For neo-tribal or abstract blackwork, look for artists with a developed personal vocabulary who understand the history of both the Indigenous source traditions and the Western neo-tribal movement. A portfolio that shows original composition rather than copied motifs is the strongest indicator. Artists with backgrounds in geometry, graphic design, or abstract art tend to produce the most compositionally strong work.
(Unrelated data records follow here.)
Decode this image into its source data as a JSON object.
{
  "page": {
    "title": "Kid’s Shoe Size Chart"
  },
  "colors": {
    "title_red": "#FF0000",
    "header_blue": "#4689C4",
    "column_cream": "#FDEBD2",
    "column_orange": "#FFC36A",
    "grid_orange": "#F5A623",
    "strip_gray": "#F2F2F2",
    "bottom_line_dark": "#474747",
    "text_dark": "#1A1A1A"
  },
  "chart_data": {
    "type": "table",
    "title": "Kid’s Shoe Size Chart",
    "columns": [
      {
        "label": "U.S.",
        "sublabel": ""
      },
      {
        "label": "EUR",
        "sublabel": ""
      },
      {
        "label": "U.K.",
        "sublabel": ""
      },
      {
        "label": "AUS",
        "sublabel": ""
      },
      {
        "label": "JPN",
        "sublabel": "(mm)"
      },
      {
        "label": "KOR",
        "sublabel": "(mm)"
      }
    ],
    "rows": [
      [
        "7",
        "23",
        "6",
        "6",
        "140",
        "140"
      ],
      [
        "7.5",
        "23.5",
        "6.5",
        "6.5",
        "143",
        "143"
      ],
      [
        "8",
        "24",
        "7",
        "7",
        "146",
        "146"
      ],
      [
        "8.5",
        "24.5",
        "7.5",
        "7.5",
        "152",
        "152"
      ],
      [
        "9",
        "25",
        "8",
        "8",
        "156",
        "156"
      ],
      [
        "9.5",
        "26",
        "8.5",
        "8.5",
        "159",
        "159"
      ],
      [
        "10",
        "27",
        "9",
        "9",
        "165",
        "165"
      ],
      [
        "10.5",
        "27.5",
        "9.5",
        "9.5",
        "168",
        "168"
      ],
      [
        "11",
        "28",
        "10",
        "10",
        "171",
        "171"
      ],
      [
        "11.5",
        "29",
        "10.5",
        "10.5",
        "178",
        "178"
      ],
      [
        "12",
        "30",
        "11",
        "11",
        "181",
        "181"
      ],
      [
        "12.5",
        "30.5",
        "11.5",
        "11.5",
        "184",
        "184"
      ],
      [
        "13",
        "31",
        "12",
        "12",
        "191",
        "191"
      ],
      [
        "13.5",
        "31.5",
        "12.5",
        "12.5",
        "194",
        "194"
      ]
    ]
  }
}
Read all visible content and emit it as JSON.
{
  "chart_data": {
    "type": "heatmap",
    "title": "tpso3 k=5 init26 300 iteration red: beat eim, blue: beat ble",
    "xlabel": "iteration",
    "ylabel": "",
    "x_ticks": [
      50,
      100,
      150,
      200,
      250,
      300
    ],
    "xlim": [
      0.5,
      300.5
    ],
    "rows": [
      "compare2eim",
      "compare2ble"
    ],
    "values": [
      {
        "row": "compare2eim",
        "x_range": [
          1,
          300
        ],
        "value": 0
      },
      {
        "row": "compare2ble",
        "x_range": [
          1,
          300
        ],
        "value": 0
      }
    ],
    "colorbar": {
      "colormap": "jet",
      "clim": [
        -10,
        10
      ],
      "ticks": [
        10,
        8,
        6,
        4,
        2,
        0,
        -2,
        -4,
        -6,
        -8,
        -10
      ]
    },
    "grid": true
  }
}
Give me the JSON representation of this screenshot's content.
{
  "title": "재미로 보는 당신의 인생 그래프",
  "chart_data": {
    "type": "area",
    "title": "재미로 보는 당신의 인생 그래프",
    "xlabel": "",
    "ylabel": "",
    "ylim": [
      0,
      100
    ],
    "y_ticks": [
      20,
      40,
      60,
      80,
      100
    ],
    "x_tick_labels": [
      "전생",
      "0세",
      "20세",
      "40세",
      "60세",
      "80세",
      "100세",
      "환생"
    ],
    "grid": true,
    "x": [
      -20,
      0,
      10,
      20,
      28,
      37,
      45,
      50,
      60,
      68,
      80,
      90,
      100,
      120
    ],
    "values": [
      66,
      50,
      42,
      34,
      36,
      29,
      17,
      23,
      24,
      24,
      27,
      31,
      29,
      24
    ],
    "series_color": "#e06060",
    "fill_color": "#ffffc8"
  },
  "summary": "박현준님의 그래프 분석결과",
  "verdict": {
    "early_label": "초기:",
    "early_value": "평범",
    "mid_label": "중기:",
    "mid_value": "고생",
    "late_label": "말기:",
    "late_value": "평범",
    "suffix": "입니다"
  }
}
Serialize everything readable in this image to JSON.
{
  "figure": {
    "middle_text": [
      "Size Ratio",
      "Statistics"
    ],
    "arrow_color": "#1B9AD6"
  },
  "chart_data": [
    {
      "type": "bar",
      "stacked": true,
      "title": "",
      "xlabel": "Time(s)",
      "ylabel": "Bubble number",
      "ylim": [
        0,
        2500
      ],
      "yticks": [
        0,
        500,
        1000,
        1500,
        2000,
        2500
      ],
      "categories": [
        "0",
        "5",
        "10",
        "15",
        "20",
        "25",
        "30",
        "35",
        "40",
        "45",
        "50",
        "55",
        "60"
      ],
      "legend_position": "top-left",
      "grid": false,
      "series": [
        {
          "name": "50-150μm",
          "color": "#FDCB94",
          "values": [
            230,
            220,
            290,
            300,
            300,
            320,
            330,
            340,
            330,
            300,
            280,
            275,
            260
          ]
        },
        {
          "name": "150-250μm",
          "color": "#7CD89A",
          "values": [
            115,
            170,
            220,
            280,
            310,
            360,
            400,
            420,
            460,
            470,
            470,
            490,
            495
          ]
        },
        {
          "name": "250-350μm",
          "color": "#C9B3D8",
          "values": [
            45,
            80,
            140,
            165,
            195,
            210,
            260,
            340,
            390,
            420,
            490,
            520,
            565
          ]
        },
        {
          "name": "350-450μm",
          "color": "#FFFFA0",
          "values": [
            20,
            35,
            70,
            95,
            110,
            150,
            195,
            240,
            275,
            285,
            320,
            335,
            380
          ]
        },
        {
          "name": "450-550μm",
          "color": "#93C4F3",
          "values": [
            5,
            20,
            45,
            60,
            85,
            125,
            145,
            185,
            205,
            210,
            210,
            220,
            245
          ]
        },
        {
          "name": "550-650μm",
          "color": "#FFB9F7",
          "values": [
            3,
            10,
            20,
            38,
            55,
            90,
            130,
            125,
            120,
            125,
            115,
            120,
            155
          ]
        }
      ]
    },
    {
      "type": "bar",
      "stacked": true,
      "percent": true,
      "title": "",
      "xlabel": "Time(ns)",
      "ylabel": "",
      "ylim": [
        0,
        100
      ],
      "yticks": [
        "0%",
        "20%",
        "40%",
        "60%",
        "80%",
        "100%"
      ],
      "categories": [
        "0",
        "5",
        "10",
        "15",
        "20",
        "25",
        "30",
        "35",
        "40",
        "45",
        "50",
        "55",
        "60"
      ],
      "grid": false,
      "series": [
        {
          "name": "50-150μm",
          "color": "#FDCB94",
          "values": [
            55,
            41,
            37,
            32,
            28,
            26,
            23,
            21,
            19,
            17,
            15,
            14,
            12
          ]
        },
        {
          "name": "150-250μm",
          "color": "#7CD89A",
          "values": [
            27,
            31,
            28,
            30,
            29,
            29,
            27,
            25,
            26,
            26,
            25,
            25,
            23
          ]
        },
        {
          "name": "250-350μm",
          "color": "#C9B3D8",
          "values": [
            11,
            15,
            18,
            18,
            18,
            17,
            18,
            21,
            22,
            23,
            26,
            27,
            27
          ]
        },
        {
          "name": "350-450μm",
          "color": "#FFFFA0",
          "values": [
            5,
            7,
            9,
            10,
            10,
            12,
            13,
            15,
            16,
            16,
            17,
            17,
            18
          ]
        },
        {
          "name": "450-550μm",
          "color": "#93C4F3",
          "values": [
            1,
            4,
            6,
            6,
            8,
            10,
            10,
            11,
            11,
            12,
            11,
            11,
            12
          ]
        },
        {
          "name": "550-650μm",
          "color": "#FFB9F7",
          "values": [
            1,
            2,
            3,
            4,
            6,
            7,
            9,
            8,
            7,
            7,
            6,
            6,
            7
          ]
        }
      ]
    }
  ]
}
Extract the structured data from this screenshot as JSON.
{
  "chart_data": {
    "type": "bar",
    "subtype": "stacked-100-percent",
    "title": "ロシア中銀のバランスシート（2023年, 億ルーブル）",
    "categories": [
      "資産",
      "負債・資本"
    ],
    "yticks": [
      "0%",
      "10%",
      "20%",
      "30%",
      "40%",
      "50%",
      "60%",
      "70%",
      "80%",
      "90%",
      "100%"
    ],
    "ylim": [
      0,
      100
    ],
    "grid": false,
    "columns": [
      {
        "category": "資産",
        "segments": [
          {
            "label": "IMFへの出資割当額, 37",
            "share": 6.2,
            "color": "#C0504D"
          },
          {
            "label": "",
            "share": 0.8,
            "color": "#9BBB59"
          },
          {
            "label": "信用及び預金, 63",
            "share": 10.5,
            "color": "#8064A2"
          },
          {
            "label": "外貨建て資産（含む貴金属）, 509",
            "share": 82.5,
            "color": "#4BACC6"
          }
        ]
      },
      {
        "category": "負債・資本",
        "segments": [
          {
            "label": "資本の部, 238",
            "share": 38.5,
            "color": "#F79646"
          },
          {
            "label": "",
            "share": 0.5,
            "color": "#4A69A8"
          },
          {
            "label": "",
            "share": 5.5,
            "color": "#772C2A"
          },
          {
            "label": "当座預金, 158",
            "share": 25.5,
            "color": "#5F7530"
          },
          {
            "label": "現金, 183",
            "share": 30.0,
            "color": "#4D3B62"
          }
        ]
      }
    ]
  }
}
Check solid fill quality. Tribal work lives or dies on the evenness and density of the black fill. Look at healed photographs — not fresh — and check for patches, grey spots, or texture inconsistencies. Good, solid fill is surprisingly difficult, and a portfolio that shows consistently dense, even black, across multiple healed pieces is evidence of real skill.

Sources & further reading

  • Lars Krutak, Spiritual Skin: Magical Tattoos and Scarification. Edition Reuss, 2012.
  • Lars Krutak, Tattoo Traditions of Native North America: Ancient and Contemporary Expressions of Identity. LM Publishers, 2014.
  • Lars Krutak and Aaron Deter-Wolf (eds.), Ancient Ink: The Archaeology of Tattooing. University of Washington Press, 2017.
  • Sean Mallon, Tatau: A History of Sāmoan Tattooing. Te Papa Press, 2002.
  • Sean Mallon and Sébastien Galliot, Tatau: Sāmoan Tattoo, New Zealand Art, Global Culture. Te Papa Press, 2018.
  • Ngahuia Te Awekotuku with Linda Waimarie Nikora, Mau Moko: The World of Māori Tattoo. Penguin New Zealand, 2007.
  • Alfred Gell, Wrapping in Images: Tattooing in Polynesia. Clarendon Press, 1993.
  • Tricia Allen, Tattoo Traditions of Hawai’i. Mutual Publishing, 2006.
  • Lane Wilcken, Filipino Tattoos: Ancient to Modern. Schiffer Publishing, 2010.
  • V. Vale and Andrea Juno (eds.), Modern Primitives: An Investigation of Contemporary Adornment and Ritual. RE/Search Publications, 1989.
  • Anna Felicity Friedman, The World Atlas of Tattoo. Yale University Press, 2015.
  • Juanita Taylor, Etched on the skin. CBC News, 2021.
  • Matt Lodder, Painted People: Humanity in 21 Tattoos. Harper, 2024.
  • Margo DeMello, Bodies of Inscription: A Cultural History of the Modern Tattoo Community. Duke University Press, 2000.
  • Steve Gilbert, Tattoo History: A Source Book. Juno Books, 2000.
  • Ed Hardy (ed.), Tattootime. Five volumes, Hardy Marks Publications, 1982–1991.
  • Nick Schonberger and Rob Kingston, Forever: The New Tattoo. Gestalten, 2012.